Ciri-ciri sandwich generation
- Harus membagi penghasilan untuk dua arah: orang tua dan anak.
- Merasa terbebani secara finansial, waktu, dan energi.
- Kesulitan menyisihkan uang untuk diri sendiri (tabungan, investasi, pensiun).
- Sering mengalami tekanan psikologis karena tanggung jawab ganda.
Dampak
- Finansial: sulit mencapai kemandirian finansial atau menunda tujuan pribadi (misalnya beli rumah, investasi, pendidikan lanjutan).
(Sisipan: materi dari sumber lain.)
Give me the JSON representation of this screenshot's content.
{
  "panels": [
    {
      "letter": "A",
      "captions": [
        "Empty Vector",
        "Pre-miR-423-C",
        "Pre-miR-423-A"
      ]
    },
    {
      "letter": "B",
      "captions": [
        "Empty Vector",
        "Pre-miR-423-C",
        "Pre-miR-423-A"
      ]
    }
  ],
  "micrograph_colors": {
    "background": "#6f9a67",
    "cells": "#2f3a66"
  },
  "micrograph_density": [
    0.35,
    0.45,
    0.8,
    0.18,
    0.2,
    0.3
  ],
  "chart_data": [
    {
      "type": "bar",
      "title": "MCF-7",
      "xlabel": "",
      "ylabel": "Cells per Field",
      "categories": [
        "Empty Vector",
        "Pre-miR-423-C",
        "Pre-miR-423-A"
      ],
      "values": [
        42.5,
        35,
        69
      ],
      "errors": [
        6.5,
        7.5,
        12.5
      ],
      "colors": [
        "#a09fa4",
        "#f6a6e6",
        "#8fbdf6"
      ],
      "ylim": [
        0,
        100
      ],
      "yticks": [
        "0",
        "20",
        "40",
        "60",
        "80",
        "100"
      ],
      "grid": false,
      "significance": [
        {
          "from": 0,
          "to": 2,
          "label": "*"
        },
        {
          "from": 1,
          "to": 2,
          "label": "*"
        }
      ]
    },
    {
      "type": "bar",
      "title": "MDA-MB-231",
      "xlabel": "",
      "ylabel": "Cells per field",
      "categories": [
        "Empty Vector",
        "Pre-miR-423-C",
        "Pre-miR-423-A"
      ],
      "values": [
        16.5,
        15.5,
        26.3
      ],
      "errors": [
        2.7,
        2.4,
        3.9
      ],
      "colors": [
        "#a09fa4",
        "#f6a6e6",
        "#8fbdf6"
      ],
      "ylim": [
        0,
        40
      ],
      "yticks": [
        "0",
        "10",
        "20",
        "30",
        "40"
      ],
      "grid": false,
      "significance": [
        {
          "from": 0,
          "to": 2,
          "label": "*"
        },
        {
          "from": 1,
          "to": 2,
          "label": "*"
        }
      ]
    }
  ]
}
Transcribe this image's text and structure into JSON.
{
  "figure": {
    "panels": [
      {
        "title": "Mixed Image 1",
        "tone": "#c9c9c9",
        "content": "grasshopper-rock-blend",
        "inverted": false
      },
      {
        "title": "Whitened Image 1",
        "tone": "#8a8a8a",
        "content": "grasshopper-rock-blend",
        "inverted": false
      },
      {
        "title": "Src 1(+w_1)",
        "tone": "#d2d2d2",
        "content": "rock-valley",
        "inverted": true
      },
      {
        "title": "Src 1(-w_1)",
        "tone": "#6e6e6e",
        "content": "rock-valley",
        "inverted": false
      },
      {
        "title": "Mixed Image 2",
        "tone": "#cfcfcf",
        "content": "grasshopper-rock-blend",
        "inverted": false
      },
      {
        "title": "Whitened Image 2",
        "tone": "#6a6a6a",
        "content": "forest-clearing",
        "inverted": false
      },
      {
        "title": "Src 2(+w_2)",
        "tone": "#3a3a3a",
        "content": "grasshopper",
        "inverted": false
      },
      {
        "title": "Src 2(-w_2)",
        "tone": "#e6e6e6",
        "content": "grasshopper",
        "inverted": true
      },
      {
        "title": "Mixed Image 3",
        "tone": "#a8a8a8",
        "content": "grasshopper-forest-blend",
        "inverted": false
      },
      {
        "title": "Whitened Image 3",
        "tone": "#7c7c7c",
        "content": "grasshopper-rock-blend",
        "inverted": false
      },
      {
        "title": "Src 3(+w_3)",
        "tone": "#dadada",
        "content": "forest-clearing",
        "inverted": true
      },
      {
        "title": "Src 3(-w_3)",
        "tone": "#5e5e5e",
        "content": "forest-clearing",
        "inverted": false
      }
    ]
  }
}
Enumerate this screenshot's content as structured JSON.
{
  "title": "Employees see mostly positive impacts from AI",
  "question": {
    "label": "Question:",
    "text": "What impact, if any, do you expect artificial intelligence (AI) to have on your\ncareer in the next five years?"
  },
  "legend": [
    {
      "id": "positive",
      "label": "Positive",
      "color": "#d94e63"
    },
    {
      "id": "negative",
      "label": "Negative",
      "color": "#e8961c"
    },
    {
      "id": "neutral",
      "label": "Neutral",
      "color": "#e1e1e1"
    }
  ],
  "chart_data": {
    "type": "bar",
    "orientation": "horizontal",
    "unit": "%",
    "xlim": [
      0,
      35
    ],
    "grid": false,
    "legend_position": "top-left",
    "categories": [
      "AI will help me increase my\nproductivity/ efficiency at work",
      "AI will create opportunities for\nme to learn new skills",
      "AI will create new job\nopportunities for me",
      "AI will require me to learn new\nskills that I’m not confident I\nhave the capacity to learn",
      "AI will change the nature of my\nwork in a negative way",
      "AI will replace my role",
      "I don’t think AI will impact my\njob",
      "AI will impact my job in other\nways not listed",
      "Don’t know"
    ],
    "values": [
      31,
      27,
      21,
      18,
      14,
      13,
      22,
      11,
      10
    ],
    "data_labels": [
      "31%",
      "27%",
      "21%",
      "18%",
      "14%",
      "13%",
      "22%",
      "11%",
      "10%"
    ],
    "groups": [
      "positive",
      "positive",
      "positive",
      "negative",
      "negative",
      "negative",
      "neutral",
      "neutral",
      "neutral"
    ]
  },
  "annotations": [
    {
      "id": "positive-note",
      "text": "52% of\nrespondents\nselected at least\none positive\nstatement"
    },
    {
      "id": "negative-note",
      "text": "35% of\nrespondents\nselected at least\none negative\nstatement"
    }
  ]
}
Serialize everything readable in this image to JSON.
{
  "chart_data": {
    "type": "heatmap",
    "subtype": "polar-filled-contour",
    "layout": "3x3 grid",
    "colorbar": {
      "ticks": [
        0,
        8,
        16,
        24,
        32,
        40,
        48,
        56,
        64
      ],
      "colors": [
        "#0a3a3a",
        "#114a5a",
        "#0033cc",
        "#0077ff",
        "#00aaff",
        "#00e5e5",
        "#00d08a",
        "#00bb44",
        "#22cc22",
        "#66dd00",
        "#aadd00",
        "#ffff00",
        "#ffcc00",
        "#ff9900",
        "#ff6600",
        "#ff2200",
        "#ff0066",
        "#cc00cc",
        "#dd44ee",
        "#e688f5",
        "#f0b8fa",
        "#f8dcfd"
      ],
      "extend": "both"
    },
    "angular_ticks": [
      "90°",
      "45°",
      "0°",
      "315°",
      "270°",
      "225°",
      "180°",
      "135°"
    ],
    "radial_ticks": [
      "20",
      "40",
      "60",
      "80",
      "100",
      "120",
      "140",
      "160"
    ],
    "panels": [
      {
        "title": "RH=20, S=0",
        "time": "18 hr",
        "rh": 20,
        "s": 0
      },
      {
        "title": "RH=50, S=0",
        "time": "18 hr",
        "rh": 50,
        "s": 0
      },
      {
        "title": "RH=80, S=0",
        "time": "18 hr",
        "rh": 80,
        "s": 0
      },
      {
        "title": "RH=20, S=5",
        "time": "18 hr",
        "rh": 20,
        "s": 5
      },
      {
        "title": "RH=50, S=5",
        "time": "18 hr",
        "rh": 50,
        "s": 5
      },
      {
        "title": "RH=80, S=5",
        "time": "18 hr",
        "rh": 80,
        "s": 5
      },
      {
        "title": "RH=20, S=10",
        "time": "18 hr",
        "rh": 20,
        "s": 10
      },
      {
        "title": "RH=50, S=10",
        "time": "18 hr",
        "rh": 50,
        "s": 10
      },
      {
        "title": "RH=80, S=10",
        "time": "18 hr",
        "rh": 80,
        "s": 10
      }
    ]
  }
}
- Psikologis: stres, burnout, bahkan rasa bersalah jika tidak bisa memenuhi semua kebutuhan.
- Relasi: konflik dengan pasangan, orang tua, atau anak karena keterbatasan waktu/uang.
Cara menghadapinya
- Membuat perencanaan keuangan jangka panjang.
- Diskusi terbuka dengan keluarga tentang pembagian tanggung jawab.
- Mencari sumber pendapatan tambahan.
- Tidak lupa menjaga kesehatan mental dan fisik.
- Mengajarkan anak tentang kemandirian finansial sejak dini, agar siklus sandwich generation bisa berhenti.